Шрифт:
— Оглянись вокруг, куколка, оглянись и скажи мне, что ты видишь? В мире есть сотни, тысячи, миллионы писак, готовых душу продать только за то, чтобы опусы легли на полки магазинов. Им, несчастным, кажется, что тогда-то они обретут гордое звание писателя. Мол, коли уж я на бумаге — то весь мир передо мной в ковровую дорожку! И с завистью глядят на звездочек. Им хочется крикнуть всем и каждому прямо в лицо о том, что они — творцы! Они видят сияние далеких звезд — и тянут к ним свои жадные руки. Ухватить, обнять, попробовать на вкус. Им тоже хочется, чтобы их книги запылали красками. Не лежали серым массивом, а взошли в людских душах чем-то… чем-то.

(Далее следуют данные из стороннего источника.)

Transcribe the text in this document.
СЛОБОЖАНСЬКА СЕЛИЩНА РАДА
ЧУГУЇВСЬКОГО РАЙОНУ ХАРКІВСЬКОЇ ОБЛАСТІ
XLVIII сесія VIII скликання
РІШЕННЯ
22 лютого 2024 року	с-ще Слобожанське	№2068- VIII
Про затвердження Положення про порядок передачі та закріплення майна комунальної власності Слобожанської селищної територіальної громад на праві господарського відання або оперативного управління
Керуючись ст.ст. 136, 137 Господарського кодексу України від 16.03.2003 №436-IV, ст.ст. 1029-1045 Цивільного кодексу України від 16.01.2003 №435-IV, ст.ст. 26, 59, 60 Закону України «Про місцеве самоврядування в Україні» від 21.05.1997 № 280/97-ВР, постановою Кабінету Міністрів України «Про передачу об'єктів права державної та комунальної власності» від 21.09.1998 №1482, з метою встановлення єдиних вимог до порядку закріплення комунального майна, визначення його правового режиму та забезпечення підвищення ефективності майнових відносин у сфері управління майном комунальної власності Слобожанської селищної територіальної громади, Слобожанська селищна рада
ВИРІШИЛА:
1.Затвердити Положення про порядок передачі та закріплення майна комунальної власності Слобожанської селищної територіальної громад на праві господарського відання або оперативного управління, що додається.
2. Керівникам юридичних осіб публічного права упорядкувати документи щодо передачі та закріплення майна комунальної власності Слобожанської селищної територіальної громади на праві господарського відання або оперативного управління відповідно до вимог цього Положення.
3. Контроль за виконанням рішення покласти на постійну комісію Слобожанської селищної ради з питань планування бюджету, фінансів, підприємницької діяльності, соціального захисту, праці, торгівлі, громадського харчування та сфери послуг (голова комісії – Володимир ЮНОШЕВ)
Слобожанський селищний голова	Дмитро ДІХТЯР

А не всходят! Не всходят, потому что мертвое живого породить не может! — мне казалось, что Трюка вот-вот расхохочется всему миру прямо в лицо.
Мертвецы. Гнилые, холодные, жуткие, они медленно подбирались к островку жизни во всём белом свете. Скалят острые, окровавленные зубы, стараются ухватить узловатыми длинными пальцами, в глазах — жуткий голод. Я помотала головой из стороны в сторону, прогоняя наваждение. Серый мир подмигнул, словно на прощание — и вновь стал прежним. Просигналила мимо проезжавшая машина, удивленно глянула на нас пролетавшая мимо кричайка, несмело залаяла собака.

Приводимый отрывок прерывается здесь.